そんな姿が、以前とは別人のように見えた。
「・・・じゃあ、うち来るか?」
思わずそう言うと、沈んでいた顔に笑顔が戻った。
「・・・ホント?いいの?」
「いいよ、別に。俺だってどうせ帰っても一人だしね」
「やったぁ!ありがと、ヒロー!!」
荷物を手に取りドアへ向かう姿を見ながら、いつもの元気が戻ったことに小さく微笑んだ。


「うわー、なんかここ来んの久しぶり・・・」
「そういえばそうだよなぁ。でも、変わってないだろ?」
キョロキョロと部屋を見回す愁一にお茶を出してやり、浩司はソファに腰掛けた。
「んー、変わってはないけど・・・でも、俺の知らないCDとか本とか、いっぱい増えてる」
愁一は本やCDがずらりと並ぶ棚の前に座り込んで、中を覗き込む。
「これも知らないし、これも初めて見た・・・あ、これ知ってる!高校の時よく聞いてたよな」
「あーソレね。

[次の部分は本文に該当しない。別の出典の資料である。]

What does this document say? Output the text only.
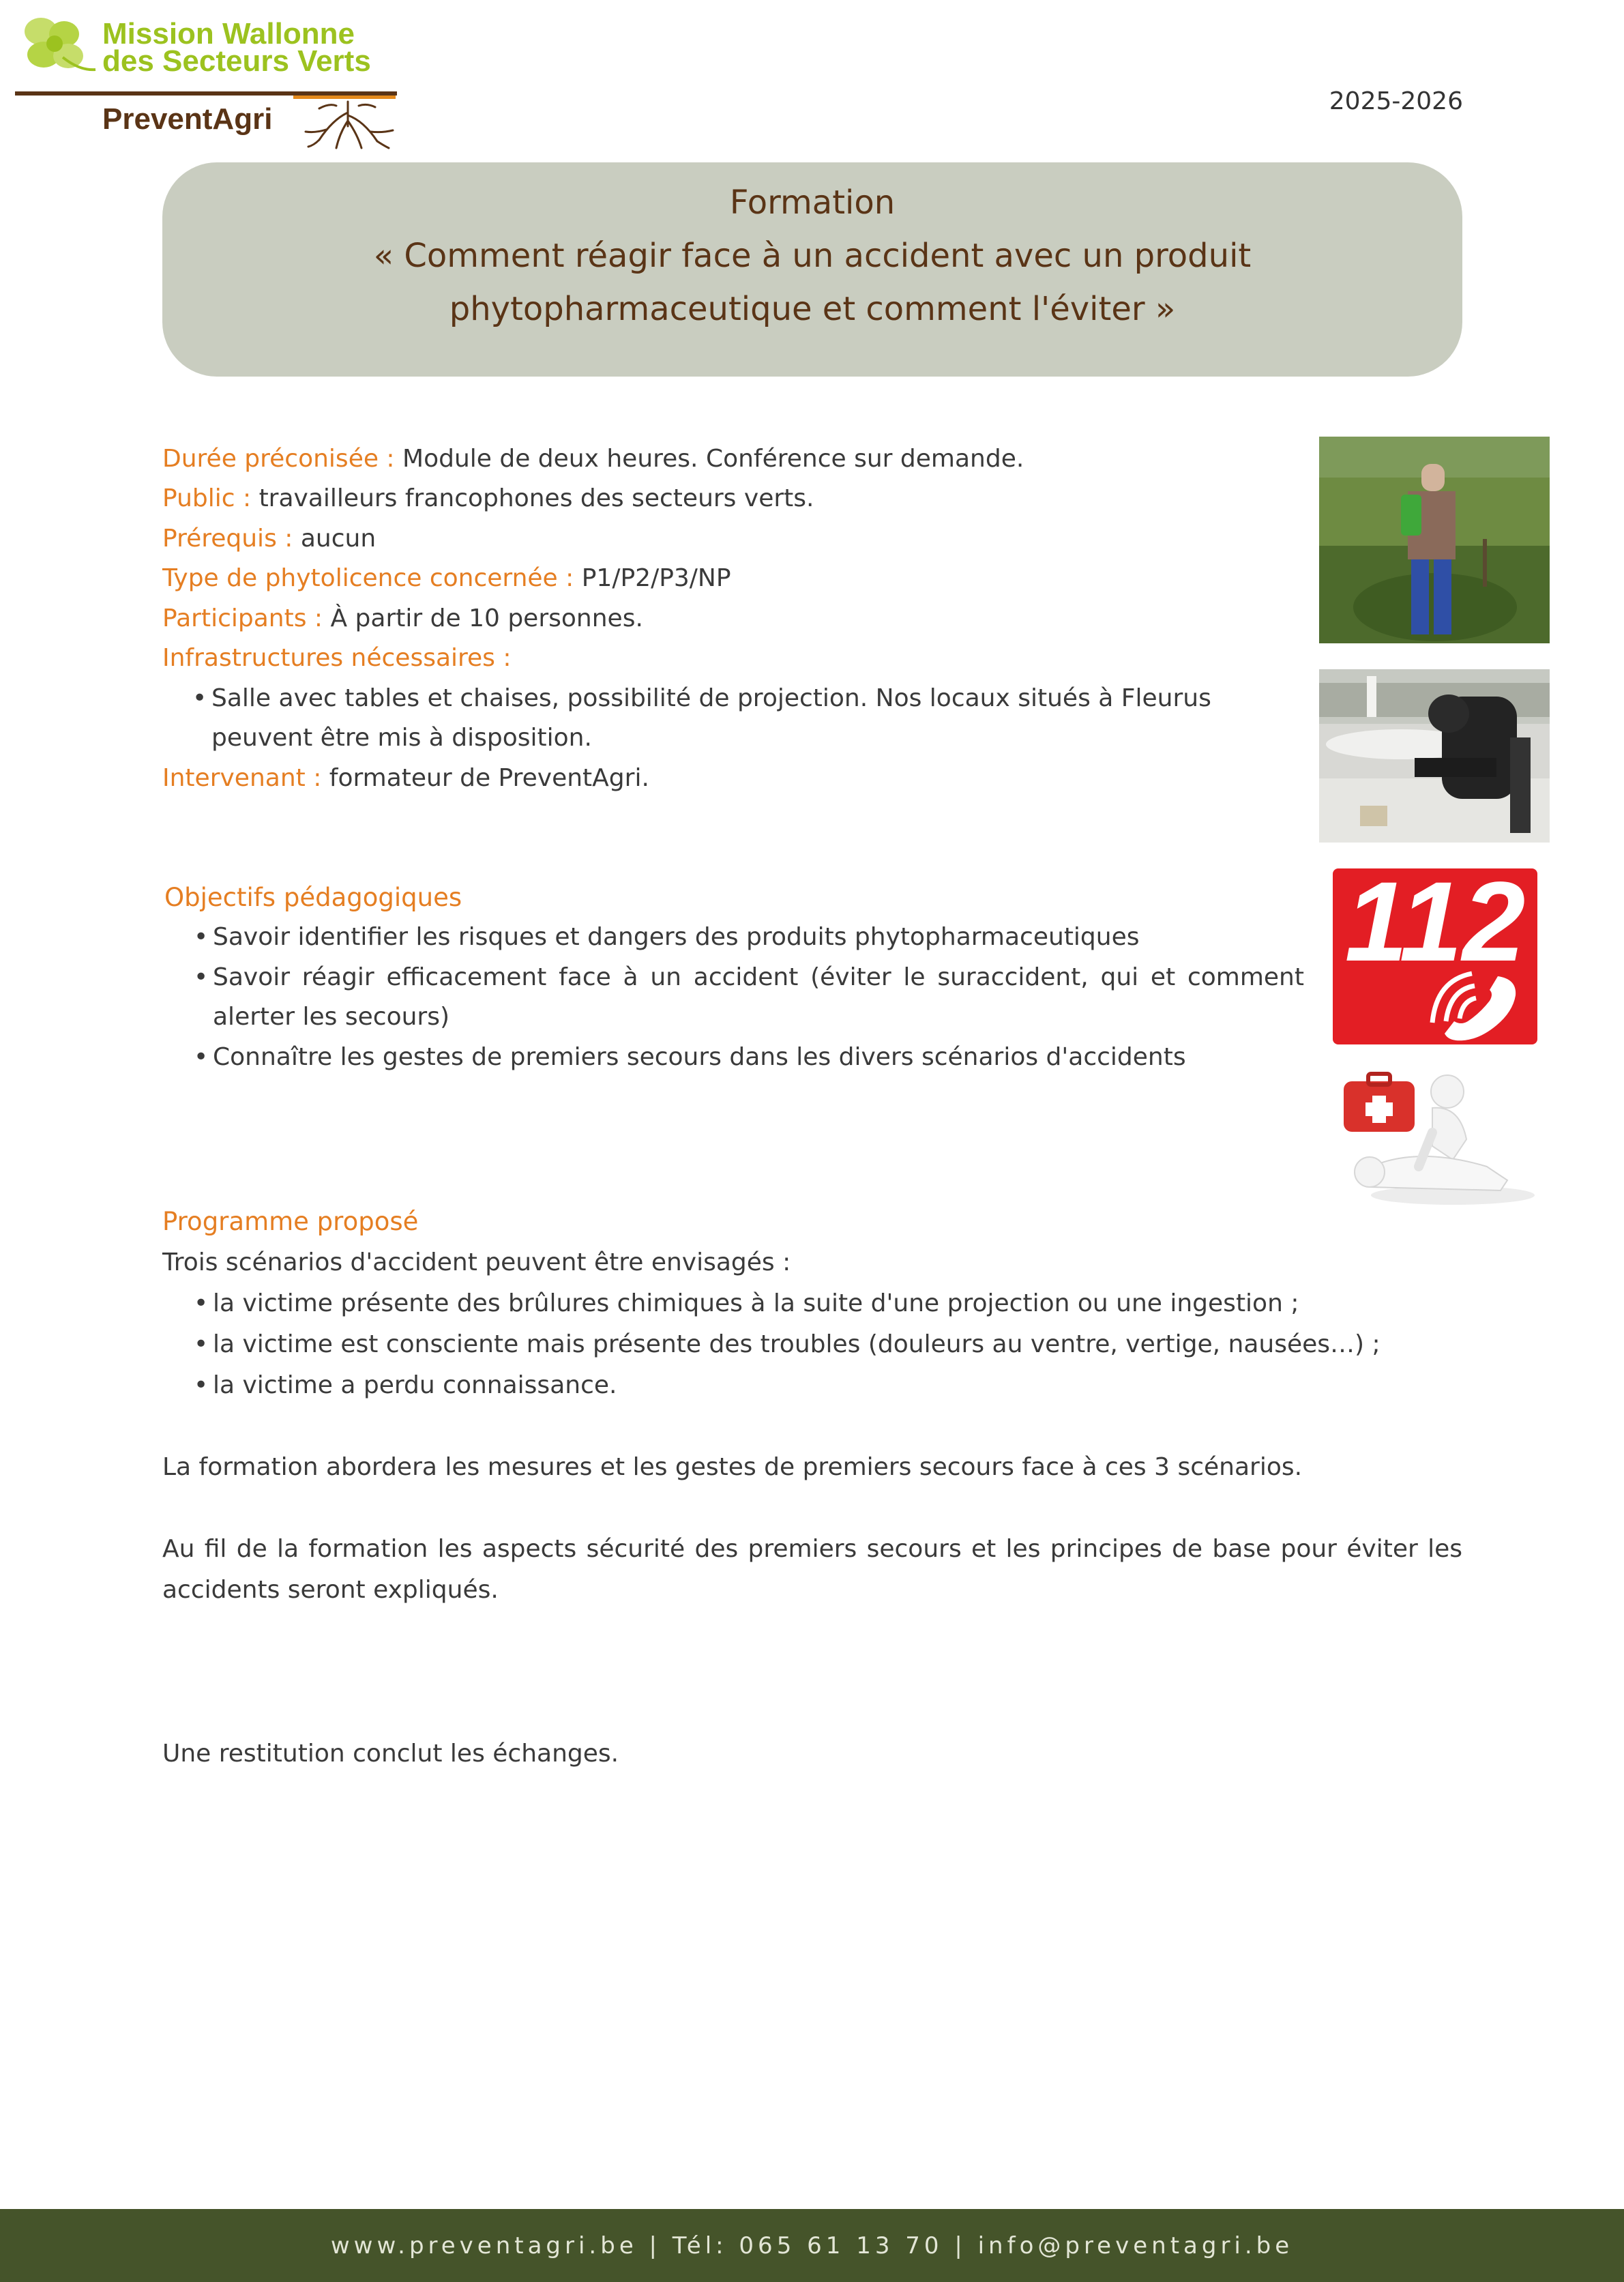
Mission Wallonne
des Secteurs Verts
PreventAgri
2025-2026
Formation
« Comment réagir face à un accident avec un produit
phytopharmaceutique et comment l'éviter »
Durée préconisée : Module de deux heures. Conférence sur demande.
Public : travailleurs francophones des secteurs verts.
Prérequis : aucun
Type de phytolicence concernée : P1/P2/P3/NP
Participants : À partir de 10 personnes.
Infrastructures nécessaires :
• Salle avec tables et chaises, possibilité de projection. Nos locaux situés à Fleurus
peuvent être mis à disposition.
Intervenant : formateur de PreventAgri.
112
Objectifs pédagogiques
• Savoir identifier les risques et dangers des produits phytopharmaceutiques
• Savoir réagir efficacement face à un accident (éviter le suraccident, qui et comment
alerter les secours)
• Connaître les gestes de premiers secours dans les divers scénarios d'accidents
Programme proposé
Trois scénarios d'accident peuvent être envisagés :
• la victime présente des brûlures chimiques à la suite d'une projection ou une ingestion ;
• la victime est consciente mais présente des troubles (douleurs au ventre, vertige, nausées…) ;
• la victime a perdu connaissance.
La formation abordera les mesures et les gestes de premiers secours face à ces 3 scénarios.
Au fil de la formation les aspects sécurité des premiers secours et les principes de base pour éviter les
accidents seront expliqués.
Une restitution conclut les échanges.
www.preventagri.be | Tél: 065 61 13 70 | info@preventagri.be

最近あんまり聞いてないかも。って、あんまり物色すんなよー」
ガサガサと棚を探る愁一は、他にも自分が知っているものを探しているようだった。
浩司は置いてあった煙草を取り出して、最後の一本になっていることに気がつく。
「愁一、ちょっと煙草買ってくるから」
「うん、わかったー」
物色に夢中で振り向きもせず答える愁一を見て自然と綻び、浩司は部屋を出た。

外に出た途端ひんやりと体を包み込んだ空気に小さく身震いをし、最寄のコンビニまで急ぐ。
一度振り返り、マンションの自分の部屋を見て、明かりがついていることにくすぐったさを感じた。
あの部屋に愁一がいると思うと、妙な優越感を覚えた。
つい、自分の所有物なのだと錯覚してしまう。
本当は、あの人のものなのに。

「あー、寒かった〜・・・あれ?愁一・・・?」
冷えた手を擦り合わせながら部屋に戻ると、先ほどの棚の前に愁一の姿はなかった。
ステレオからは高校のときによく聞いていた曲が流れていて、一瞬タイムスリップしたかのような感覚に陥ってしまう。
散らばったままのCDや本をまたぎ、きょろきょろと見渡してみると、部屋の端に置いてあるソファに丸くなって眠っているその姿を見つけて自然と安堵の溜息が零れた。
「おい、風邪ひくぞー」
小さく声をかけてみるが、反応はない。
「よくこんな短時間で熟睡できるな・・・」
ぐっすり眠っているところを起こすのも気が引け、浩司は寝室にあったタオルケットをそっとかけてやった。
「んぅ・・・・」
途端に愁一が小さく身じろいで寝返りをうつ。
横向きだった顔が、真上を向いた。
「・・・可愛いー顔しちゃって・・・」
無防備で熟睡する愁一を見下ろし、ふっと微笑む。
自分の中で妙な感情が湧き上るのを感じた。
(・・・触ってみたい、なんて)
思えば昔もこういうことがあったと思い返して、言いようのない懐かしさに襲われた。


それは、小学校低学年の頃。
2人で部屋で遊んでいたとき、浩司がゲームに夢中になっている間にふと気付くと愁一が床で寝入ってしまっていた。
ゲームにも飽き、遊び相手がいなくなってしまった浩司は退屈になり愁一を起こそうと近寄った。
「愁一、起きろよ」
呼びかけても返ってくるのは寝息ばかり。
頬をつねってみても、身体を揺すってみてもまったく瞳が開く気配がない。
「・・・つまんねーの・・・」
諦めて一息つき、愁一の隣に座り込む。
手持ち無沙汰でやることがなく、なんとなくその寝顔を見つめていた。
「睫毛、なが・・・」
改めてまじまじと見ているうちに、今さらだが女の子みたいな顔つきだと思ってしまう。
恋愛感情というものをまだ理解しているわけではなかったが、自分の中で何かが芽生えたような気がした。
意味もわからないまま、浩司はそっと顔を寄せ、唇を重ねた。